Bachelor of Science (BS)

Department

Department of Biology

Advisor(s)

Jonathan D. Monroe

Timothy Bloss

Christopher E. Berndsen

Abstract

Plants store starch during the day for use at night. This process of transitory starch degradation is mostly attributable to the β-Amylase (BAM) family, which are starch exohydrolases that cleave the penultimate α-1,4 glycosidic bonds of starch to release maltose. BAM2 was recently characterized as a catalytically active, K+-requiring tetramer with sigmoidal kinetics and cooperativity. All other catalytically active BAMs display Michaelis-Menten kinetics, no cooperativity, and do not require salt, making BAM2’s characteristics intriguing.

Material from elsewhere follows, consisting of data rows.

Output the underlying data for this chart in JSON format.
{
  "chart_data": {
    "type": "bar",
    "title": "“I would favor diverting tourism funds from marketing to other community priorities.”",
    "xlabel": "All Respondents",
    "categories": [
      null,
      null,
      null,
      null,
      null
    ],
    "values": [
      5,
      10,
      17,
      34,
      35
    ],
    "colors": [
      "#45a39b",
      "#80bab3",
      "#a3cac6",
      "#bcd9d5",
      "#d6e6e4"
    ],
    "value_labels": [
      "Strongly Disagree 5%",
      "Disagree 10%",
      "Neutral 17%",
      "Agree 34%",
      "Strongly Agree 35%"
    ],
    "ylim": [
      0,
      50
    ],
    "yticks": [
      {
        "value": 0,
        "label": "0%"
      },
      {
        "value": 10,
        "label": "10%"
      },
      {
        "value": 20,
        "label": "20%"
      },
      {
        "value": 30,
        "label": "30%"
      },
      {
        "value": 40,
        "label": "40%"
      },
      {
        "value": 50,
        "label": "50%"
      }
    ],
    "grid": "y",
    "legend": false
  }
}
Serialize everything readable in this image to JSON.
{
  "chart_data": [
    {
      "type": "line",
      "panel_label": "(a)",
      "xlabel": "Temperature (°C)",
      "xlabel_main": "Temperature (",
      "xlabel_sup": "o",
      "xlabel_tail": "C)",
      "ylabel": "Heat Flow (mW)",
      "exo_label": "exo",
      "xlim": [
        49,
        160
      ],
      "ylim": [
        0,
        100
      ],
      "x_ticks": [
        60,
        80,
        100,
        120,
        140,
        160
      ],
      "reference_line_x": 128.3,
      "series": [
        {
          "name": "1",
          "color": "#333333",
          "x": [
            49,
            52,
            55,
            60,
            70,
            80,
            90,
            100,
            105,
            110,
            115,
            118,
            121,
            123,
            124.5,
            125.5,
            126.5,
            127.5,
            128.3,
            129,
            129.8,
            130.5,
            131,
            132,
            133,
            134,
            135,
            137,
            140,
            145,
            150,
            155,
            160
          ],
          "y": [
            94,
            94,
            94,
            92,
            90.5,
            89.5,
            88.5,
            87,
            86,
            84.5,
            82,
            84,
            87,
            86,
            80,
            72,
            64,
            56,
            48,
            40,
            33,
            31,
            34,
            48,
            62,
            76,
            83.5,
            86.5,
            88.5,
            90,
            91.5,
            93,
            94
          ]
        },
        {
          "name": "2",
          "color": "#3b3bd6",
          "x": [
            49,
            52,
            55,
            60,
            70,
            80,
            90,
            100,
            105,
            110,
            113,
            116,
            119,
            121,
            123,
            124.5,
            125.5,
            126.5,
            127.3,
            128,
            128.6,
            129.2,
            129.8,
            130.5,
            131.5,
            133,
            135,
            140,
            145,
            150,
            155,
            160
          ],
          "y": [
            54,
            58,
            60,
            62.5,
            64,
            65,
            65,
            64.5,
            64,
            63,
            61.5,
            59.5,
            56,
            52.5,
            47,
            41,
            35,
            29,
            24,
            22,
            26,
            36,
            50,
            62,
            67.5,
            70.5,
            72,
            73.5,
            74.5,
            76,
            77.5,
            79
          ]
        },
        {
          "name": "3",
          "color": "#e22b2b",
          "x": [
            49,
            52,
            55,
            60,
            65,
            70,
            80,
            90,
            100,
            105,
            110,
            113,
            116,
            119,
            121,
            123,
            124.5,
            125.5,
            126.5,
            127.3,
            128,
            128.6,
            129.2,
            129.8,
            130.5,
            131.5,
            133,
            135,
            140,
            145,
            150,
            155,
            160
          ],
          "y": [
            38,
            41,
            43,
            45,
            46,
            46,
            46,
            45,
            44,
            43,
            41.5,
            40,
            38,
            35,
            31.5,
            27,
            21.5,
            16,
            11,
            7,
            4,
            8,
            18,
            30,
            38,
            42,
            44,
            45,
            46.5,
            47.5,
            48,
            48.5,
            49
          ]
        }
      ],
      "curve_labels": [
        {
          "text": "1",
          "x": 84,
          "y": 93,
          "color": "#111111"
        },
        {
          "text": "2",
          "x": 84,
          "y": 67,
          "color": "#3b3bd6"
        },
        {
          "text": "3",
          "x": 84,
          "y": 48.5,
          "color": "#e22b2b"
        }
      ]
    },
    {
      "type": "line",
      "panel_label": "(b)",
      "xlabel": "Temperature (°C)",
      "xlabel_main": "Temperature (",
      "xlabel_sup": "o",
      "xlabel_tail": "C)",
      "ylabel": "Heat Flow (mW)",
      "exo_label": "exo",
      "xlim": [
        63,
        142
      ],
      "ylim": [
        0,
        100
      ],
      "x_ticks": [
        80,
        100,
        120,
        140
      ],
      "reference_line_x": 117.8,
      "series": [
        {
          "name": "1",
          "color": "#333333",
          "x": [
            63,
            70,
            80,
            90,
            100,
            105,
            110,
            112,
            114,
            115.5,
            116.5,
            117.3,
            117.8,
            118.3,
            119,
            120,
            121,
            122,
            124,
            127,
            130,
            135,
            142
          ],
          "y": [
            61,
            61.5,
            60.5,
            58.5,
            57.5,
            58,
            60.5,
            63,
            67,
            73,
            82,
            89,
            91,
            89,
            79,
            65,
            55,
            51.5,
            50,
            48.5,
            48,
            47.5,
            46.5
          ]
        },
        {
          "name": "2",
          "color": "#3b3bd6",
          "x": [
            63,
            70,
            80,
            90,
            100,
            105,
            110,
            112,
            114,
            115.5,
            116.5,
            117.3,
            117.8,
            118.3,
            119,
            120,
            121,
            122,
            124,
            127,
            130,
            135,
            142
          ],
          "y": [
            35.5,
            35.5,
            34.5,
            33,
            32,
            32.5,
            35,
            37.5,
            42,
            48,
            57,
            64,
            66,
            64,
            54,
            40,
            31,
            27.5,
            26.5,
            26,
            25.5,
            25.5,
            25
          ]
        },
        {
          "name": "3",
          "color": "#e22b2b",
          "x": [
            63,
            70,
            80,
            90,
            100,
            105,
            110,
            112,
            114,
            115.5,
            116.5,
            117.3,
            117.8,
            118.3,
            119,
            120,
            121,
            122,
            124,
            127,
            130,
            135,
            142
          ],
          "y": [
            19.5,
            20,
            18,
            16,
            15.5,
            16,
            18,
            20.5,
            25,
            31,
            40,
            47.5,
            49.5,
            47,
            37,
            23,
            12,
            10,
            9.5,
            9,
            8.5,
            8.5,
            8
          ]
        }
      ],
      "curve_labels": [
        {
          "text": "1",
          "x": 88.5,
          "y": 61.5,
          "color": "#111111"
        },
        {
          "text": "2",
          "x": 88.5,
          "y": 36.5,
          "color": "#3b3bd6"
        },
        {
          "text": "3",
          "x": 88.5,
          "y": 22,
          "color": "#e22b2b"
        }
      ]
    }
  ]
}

Due to a lack of a crystal structure, a monomeric homology model of BAM2 was generated using I-TASSER based on a BAM5 from soybean. The monomer model was then used to make a tetramer model based on the homotetrameric crystal structure of sweet potato BAM5 with YASARA. The tetramer model was tested through site directed mutagenesis of conserved residues that were hypothesized to form interfaces between subunits. Two residues, D490 and W456, are perfectly conserved and located in one interface of the tetramer model. Residue F238 is a perfectly conserved residue that would be in another interface of the tetramer model if the model were slightly shifted and more compact. Site directed mutagenesis was used to swap these residues with a different amino acid, and the mutant proteins were purified for use in enzyme activity assays and size analysis by Size Exclusion Chromatography-Multi Angle Light Scattering. BAM2 D490R and BAM2 W456A disrupted tetramerization and catalytic activity. The F238A mutant is dimeric and maintains catalytic activity resembling BAM2 WT, but with a higher Km. The results of these mutagenesis experiments revealed that activity of BAM2, unlike other active BAMs, is dependent on its quaternary structure and that the starch-binding groove must be held together with residues in interface A for BAM2 to be active.